We finally got some tech issues and scheduling issues taken care of and were able to start homework last week. About 1/3 of my students didn’t complete all of it and about 1/4 of them didn’t write well (they were supposed to do a paragraph and multiple students made lists or wrote 2 sentences). BUT the other 5/12 of my students did an awesome job for their first time around.
Their Monday assignment is to respond to Turner’s Graph of the Week. They respond in an online discussion board (we use Canvas for this class) and have to post something on their own but are encouraged to reply to their classmates as well. Last week’s topic was the relationship between fast food sizes and obesity rates among children. Here’s my favorite exchange:
R: The graph(s) show obesity in children since 1971 and show the serving size of fast food in the 1950’s vs now. 1st graph (obesity): The x axis represents the years from 1971 to present and the y axis represents the percent of children who are obese. 2nd graph (fast food): The x axis represents the years since the 1950’s and the y axis represents size of the food. Some observations I can make from these graphs is that fast food and obesity are growing in size through the years. However, children of ages 2-11 are not as obese as they were in 2003 whereas children ages 12-19 are still becoming obese. I foresee obesity and fast food servings continuing to rise in the next 10 years.
J: Very interesting prediction R. I’m not quite sure about the fast food servings sizes increasing as I predict the next marketing tactic used by fast food companies will be healthier eating by reducing sizes.
A: I agree with J to a degree. I do believe that the portions will become smaller, and there will be “healthier” options, I don’t think this will truly change the climbing rate of obesity. Simply because there are better options presented, just opens up an aisle to a new kind of customers. However, that does not prevent or discourage those that simply want to eat unhealthily from doing so as they have for so long.
The other days of the week, students are supposed to select a Significant Digit to discuss. I’ve asked them to summarize what they read, make any connections they can to other things, use this new information to make predictions about the future, and ask questions they still have.

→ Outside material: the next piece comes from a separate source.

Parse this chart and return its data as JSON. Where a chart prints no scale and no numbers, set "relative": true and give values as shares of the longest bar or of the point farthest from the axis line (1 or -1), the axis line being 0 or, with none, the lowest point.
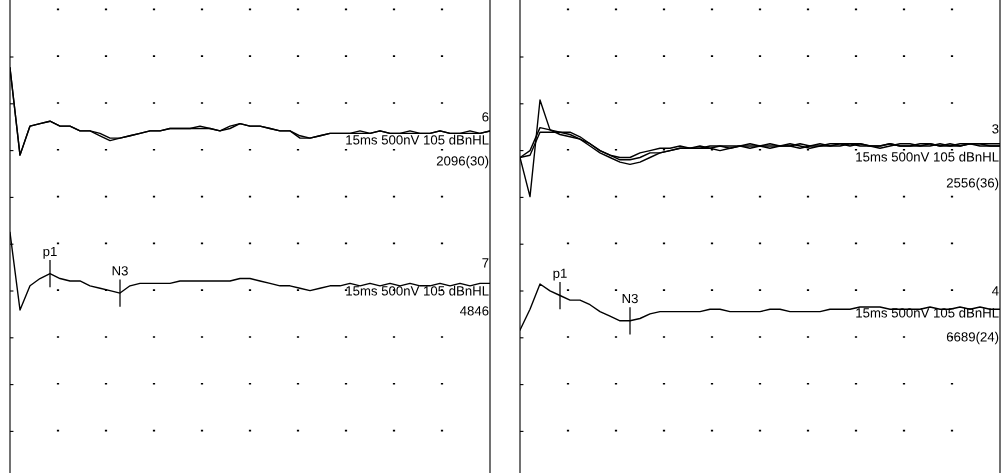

Here are a few good posts from Tuesday:
J: Equifax’s share price has fallen by 35% after the company publicly acknowledged there security breach. Unfortunately, most companies don’t take security seriously until something drastic like this happens. It’s disgusting that such a large company could be so negligent with there security especially considering that hold over 143 million American’s data. This includes social security number, which are supposed to be kept private.
H: The paragraph labeled “$60 Million” talks about how much money the movie “It” made this weekend. The paragraph explained that this would have been the best weekend if it wasn’t for the fact that this was the second weekend the movie was in theaters.The movie achieved a record-breaking $123 million opening the week before. The movie knocked Hotel Transylvania 2 down to third place. Why was the movie so successful? Why was the second Hotel Transylvania more successful than the first? What cinemas played It?
T: Apparently, according to Bloomberg, rich people nowadays are interested in buying submarines. The article focuses around the M7, a submarine that looks like a huge yacht that can go underwater. What fascinates me about it is how much it entices me to want it. Though, what truly baffles me is why anyone would buy it. I mean, unless you’re going to live in it, I doubt anyone smart will drop at least 2.3 billion on it…
These assignments will continue throughout the first semester, which is when we learn about data collection, analysis, and visualization and probability. I began the Graph of the Week in my regular ProbStats class but I don’t think it’s going to create as much thinking and conversation if they just respond on paper. I need to figure out a way to create a space for that.